The senior says she had no way to pay rent while she was in the hospital. She also said her bank account was closed on Feb. 20, meaning her pension deposits were returned to the federal government.
“The bank had closed out my account because they couldn’t contact me because I hadn’t been around,” said Elliott.
“So I went into the bank and they said they couldn’t reopen the bank account because it had been closed down.”
Global News has reached out to several agencies, including the woman’s bank.
Without any identification, a bank account and a valid address, Elliott claimed she couldn’t get her pension cheques mailed out, though she’s since found a temporary address.
A woman with a slight build, Elliott she’s lost a lot of weight since the surgery, adding she’s putting in “strength to look for things, but I’m not looking after me.”
The Ministry of Housing called Elliott’s case highly unusual and extremely challenging.
“We appreciate how frustrating an experience this is for this resident and we empathize with her,” the ministry said in an email to Global News.

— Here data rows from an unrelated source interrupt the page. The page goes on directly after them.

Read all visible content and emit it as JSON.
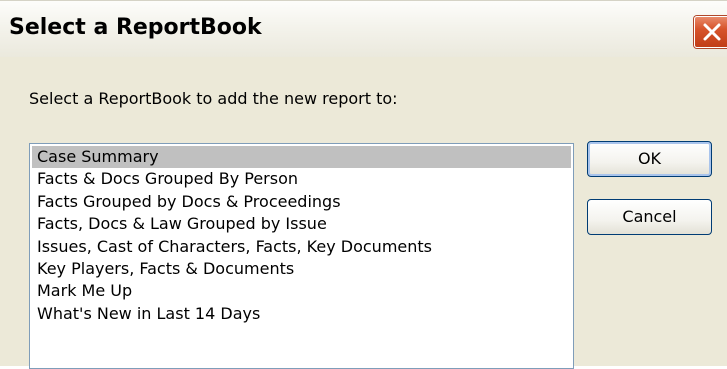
{
  "window": {
    "title": "Select a ReportBook"
  },
  "dialog": {
    "prompt": "Select a ReportBook to add the new report to:",
    "reportbooks": [
      "Case Summary",
      "Facts & Docs Grouped By Person",
      "Facts Grouped by Docs & Proceedings",
      "Facts, Docs & Law Grouped by Issue",
      "Issues, Cast of Characters, Facts, Key Documents",
      "Key Players, Facts & Documents",
      "Mark Me Up",
      "What's New in Last 14 Days"
    ],
    "selected_index": 0,
    "ok_label": "OK",
    "cancel_label": "Cancel"
  },
  "icons": {
    "close": "close-icon"
  },
  "colors": {
    "dialog_background": "#ece9d8",
    "selection": "#c0c0c0",
    "close_button": "#d7542c"
  }
}
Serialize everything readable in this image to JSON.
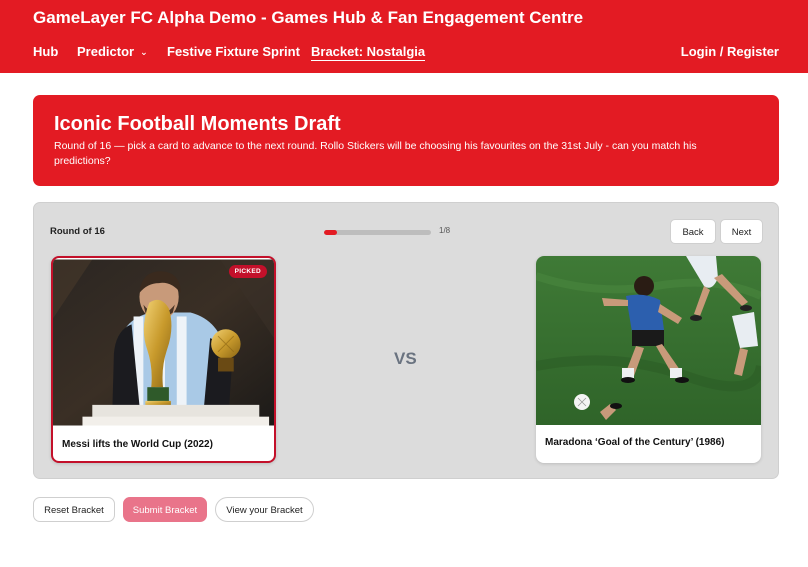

“We encourage her and other tenants who have questions about B.C.’s residential tenancy process to reach out to the Residential Tenancy Branch (RTB).”
Briefly, the ministry says if rent isn’t paid by the due date, a landlord may sever a 10-day notice to evict, but the tenant then has five days to pay after receiving the notice or file an application for dispute with the RTB.
The ministry says one of the ways the notice can be received is being placed on a door, and that it’s considered received after being posted for 72 hours.
Elliott says she’s now registered with BC Housing “for something to come up. In the meantime, I have to find a place to live.”
She also credits her sister and a good friend for stepping up in her time of need, stating if she didn’t have them, she wouldn’t know what to do.
“But now we’re tapped out. We have nothing to go on anymore. We’re at the end of the line.”